Diplomats from the United States, the European Union, Norway and Japan met Rajapakse at his official residence to discuss the worsening security situation in the island's embattled northeast, officials said.
"The discussions focused on the peace process and the current security situation in Jaffna and elsewhere in the northeast," an official in Rajapakse's office said.
Details of the talks were not immediately known but officials said the diplomats expressed growing concern at the violence between troops and Tamil Tiger rebels, which has claimed over 1,500 lives since December.
Nordic truce monitors have said the Norwegian-arranged 2002 truce now exists on paper only. The two sides have traded artillery fire across a de facto front line in the northern peninsula of Jaffna for the past 10 days.
The backers have been pressing for an immediate halt to the bloodshed and a resumption of talks, which were put on hold in April 2003 by the Tiger guerrillas.

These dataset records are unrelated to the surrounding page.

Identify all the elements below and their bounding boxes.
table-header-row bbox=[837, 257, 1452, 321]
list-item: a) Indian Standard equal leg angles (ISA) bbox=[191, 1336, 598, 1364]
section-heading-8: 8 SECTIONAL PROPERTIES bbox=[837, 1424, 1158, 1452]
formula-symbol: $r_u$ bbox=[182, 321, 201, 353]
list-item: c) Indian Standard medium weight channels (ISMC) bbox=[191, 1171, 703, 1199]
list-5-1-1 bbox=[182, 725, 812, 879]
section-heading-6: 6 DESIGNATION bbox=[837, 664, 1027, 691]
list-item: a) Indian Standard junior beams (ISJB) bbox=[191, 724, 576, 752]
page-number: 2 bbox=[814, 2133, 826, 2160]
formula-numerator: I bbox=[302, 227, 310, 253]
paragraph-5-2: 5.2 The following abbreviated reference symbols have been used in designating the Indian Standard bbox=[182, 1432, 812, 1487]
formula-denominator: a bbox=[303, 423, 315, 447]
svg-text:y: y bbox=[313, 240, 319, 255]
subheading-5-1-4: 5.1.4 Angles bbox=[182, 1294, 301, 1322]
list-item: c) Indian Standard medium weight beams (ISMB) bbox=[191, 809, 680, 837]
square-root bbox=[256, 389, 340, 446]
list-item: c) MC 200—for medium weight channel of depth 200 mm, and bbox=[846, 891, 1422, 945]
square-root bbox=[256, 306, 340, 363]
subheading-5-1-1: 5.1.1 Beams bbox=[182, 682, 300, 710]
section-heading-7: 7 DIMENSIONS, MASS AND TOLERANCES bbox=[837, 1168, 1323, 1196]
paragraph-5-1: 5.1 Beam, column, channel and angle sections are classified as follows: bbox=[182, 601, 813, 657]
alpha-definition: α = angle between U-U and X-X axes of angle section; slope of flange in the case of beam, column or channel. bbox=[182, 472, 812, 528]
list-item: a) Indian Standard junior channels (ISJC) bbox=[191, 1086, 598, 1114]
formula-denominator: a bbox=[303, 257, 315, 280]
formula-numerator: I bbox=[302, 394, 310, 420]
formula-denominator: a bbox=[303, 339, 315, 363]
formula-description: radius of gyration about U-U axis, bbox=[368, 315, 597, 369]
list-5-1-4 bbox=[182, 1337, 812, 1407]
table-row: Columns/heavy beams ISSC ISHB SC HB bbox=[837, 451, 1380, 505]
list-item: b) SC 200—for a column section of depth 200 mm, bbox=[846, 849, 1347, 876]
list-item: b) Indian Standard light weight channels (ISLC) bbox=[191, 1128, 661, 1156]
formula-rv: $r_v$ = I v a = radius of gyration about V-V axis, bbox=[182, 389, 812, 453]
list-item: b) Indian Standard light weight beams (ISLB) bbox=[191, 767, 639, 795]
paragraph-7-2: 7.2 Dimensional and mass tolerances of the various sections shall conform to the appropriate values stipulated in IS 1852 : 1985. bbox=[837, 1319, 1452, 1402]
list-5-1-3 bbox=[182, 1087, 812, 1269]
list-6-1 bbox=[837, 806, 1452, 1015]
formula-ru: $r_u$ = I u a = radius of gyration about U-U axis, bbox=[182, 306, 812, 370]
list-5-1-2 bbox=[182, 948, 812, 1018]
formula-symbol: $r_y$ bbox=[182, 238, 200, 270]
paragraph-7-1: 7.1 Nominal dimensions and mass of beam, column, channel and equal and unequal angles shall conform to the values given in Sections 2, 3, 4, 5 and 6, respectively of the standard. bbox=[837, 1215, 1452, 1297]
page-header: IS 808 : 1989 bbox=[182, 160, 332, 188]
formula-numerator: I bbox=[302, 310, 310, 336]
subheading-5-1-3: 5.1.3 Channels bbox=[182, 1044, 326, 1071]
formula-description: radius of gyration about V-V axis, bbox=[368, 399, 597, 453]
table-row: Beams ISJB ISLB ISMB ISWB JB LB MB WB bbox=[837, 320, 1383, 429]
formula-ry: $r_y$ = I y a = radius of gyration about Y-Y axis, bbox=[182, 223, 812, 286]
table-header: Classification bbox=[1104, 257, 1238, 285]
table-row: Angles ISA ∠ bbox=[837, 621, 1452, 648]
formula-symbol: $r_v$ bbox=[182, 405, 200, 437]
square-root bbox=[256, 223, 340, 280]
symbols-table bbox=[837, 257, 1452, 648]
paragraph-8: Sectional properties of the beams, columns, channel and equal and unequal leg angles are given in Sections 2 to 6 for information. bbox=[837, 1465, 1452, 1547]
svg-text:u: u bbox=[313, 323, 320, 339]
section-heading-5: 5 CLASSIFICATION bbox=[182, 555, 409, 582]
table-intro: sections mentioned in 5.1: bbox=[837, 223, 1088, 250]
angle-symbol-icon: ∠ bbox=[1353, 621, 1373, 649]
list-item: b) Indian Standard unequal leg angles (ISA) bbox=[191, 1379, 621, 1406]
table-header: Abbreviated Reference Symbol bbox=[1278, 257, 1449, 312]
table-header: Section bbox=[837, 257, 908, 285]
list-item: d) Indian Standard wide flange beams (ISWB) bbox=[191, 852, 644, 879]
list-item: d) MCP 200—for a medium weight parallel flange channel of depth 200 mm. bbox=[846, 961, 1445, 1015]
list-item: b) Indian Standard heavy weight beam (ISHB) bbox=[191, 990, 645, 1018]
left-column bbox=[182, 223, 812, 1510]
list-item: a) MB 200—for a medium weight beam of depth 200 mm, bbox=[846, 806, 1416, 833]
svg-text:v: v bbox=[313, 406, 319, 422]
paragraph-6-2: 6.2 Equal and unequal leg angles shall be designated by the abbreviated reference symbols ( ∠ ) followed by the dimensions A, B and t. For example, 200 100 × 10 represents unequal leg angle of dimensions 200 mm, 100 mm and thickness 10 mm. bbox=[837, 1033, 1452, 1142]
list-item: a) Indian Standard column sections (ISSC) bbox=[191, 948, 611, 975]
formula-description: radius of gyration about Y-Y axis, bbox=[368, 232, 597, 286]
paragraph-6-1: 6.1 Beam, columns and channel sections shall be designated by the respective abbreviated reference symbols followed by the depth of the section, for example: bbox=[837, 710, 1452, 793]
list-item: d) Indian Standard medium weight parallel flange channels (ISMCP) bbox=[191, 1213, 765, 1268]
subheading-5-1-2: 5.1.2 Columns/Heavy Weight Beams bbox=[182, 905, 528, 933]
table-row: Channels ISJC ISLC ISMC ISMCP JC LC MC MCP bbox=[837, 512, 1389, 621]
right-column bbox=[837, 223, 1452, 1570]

More than 60,000 people have been killed in Sri Lanka's Tamil separatist conflict in the past three decades.
Meanwhile, a former Norwegian army chief was named Monday as the new head monitor of Sri Lanka's crumbling ceasefire after Tamil Tiger rebels demanded European Union members quit the team.
Major General Lars Solvberg will take charge of the 30-strong group of Icelandic and Norwegian monitors, said Sri Lanka Monitoring Mission (SLMM) spokesman Thorfinnur Omarsson.
"He is due to come for a visit before September 1," he said.